The MHRA says it is 'concerned' that such products are sold without having demonstrated their 'safety, quality and efficacy'. But it says it has also listened to users of unlicensed e-cigarettes who are 'concerned that an immediate move to medicines regulation would lead to potentially useful products being taken off the market'.
The Department of Health is responsible for NHS Stop Smoking Services and NHS 'Quit Kits', which do not contain e-cigarettes. It says it "would encourage smokers to use licensed nicotine replacement therapy (NRT) such as patches, gum, inhalators, lozenges or mouth sprays as the safest source of nicotine, in place of smoking", but does not endorse e-cigarettes due to a "lack of evidence".
When asked if the NHS focus on helping smokers to quit is becoming an outdated and ineffective method for attempting to improve their health, a DoH spokesperson said: "We know that the majority of smokers want to quit."
"The ideal scenario is for smokers to stop and never go back to tobacco again," says Amanda Sandford of the public health charity Action on Smoking and Health (ASH). But she admits that "harm-reduction is something we will have to embrace" because "it's not enough to say that smokers should simply just quit". She says "e-cigarettes clearly offer an alternative to smoking", but also voices concerns over the chemicals some may contain and the long-term effects.
Sandford says a comparison can be made between the arguments for and against NRT treatments for smokers and those that flared when methadone was introduced in the UK as a safer alternative to heroin. But, as she also points out, there is little time to argue over the morality of harm reduction. Smoking, unlike heroin, kills more than 80,000 people in the UK every year on average.

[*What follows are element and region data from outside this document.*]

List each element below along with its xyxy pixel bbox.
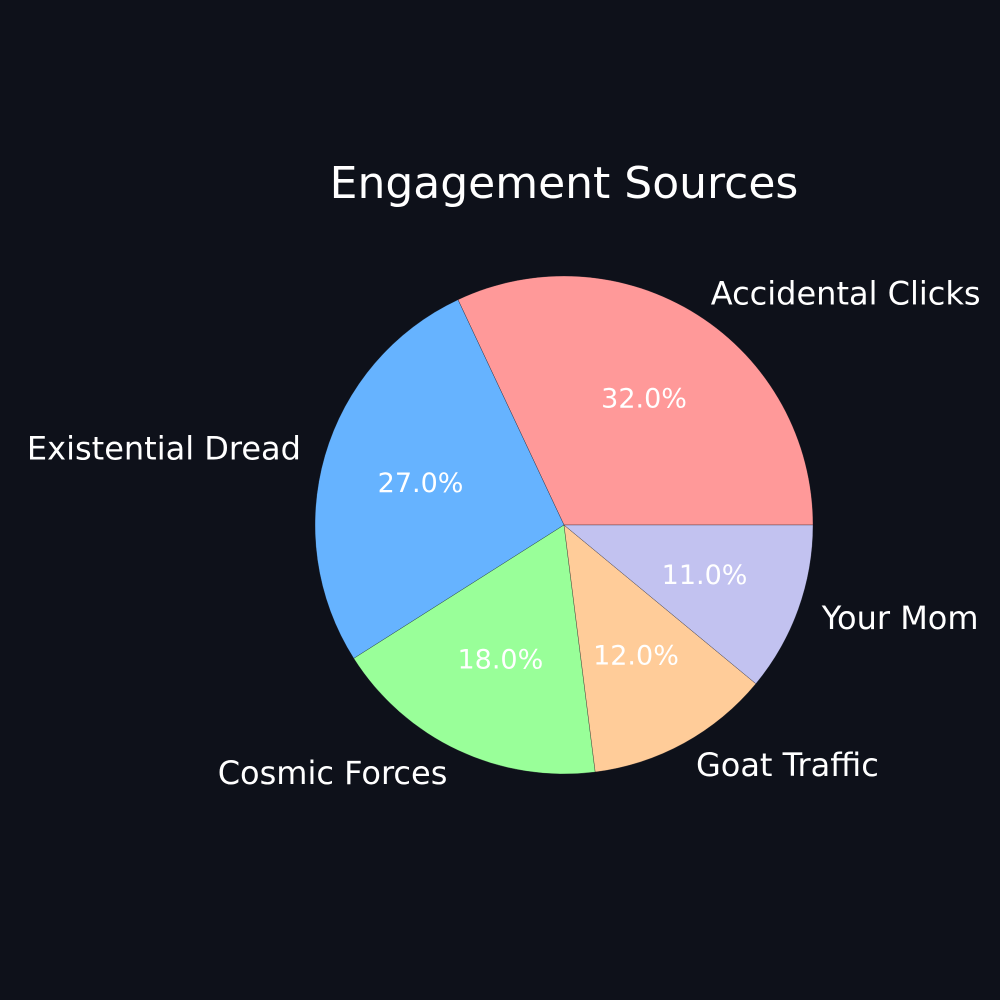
pie-slice-accidental-clicks: [457, 275, 814, 526]
slice-label-your-mom: Your Mom: [821, 599, 979, 637]
percent-label-existential-dread: 27.0%: [378, 468, 464, 499]
pie-slice-cosmic-forces: [353, 524, 596, 775]
pie-slice-existential-dread: [314, 299, 565, 659]
slice-label-existential-dread: Existential Dread: [27, 430, 301, 468]
slice-label-cosmic-forces: Cosmic Forces: [218, 754, 448, 792]
slice-label-accidental-clicks: Accidental Clicks: [711, 275, 981, 313]
pie-slice-goat-traffic: [563, 524, 757, 773]
percent-label-goat-traffic: 12.0%: [593, 640, 679, 671]
percent-label-cosmic-forces: 18.0%: [457, 645, 543, 676]
pie-slices: [314, 275, 814, 775]
pie-slice-your-mom: [563, 524, 814, 684]
slice-label-goat-traffic: Goat Traffic: [696, 746, 879, 784]
chart-title: Engagement Sources: [330, 158, 799, 209]
percent-label-accidental-clicks: 32.0%: [601, 383, 687, 414]
pie-labels: Accidental Clicks 32.0% Existential Dread 2…: [27, 275, 981, 792]
percent-label-your-mom: 11.0%: [662, 560, 748, 591]
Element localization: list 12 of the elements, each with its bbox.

Smokers appear to be divided over whether e-cigarettes are to their taste. Some swear by them, others say they feel 'ridiculous' smoking them. One criticism of early e-cigarettes was that they contained too little nicotine, though a friend of mine who calls herself a 'heavy smoker' says she finds them 'very strong'. 10 Motives e-cigarettes contain between 16-18mg of nicotine per gram of atomised liquid. This amounts to less for the smoker than an ordinary cigarette, but Jones claims it is more than enough. "Smokers finish a cigarette because it's lit, but a full one actually contains far more nicotine than they need to get their fix," he says.
There is little argument over whether the devices are cheaper. With a pack of 20 cigarettes now nearing £8, some e-cigarettes offer the nicotine equivalent of 80-100 cigarettes for the same price.
The MHRA will make a final decision on how e-cigarettes will be regulated in 2013. In the meantime, sales of e-cigarettes are increasing and a range of companies including some of the biggest names in tobacco are set to launch similar devices.
The Royal College of Physicians has argued in favour of e-cigarettes as a harm-reduction tool. It acknowledges that little is known of their long-term effects but said in a 2007 report: "In any circumstance, the use of NRT [including e-cigarettes] is many orders of magnitude safer than smoking."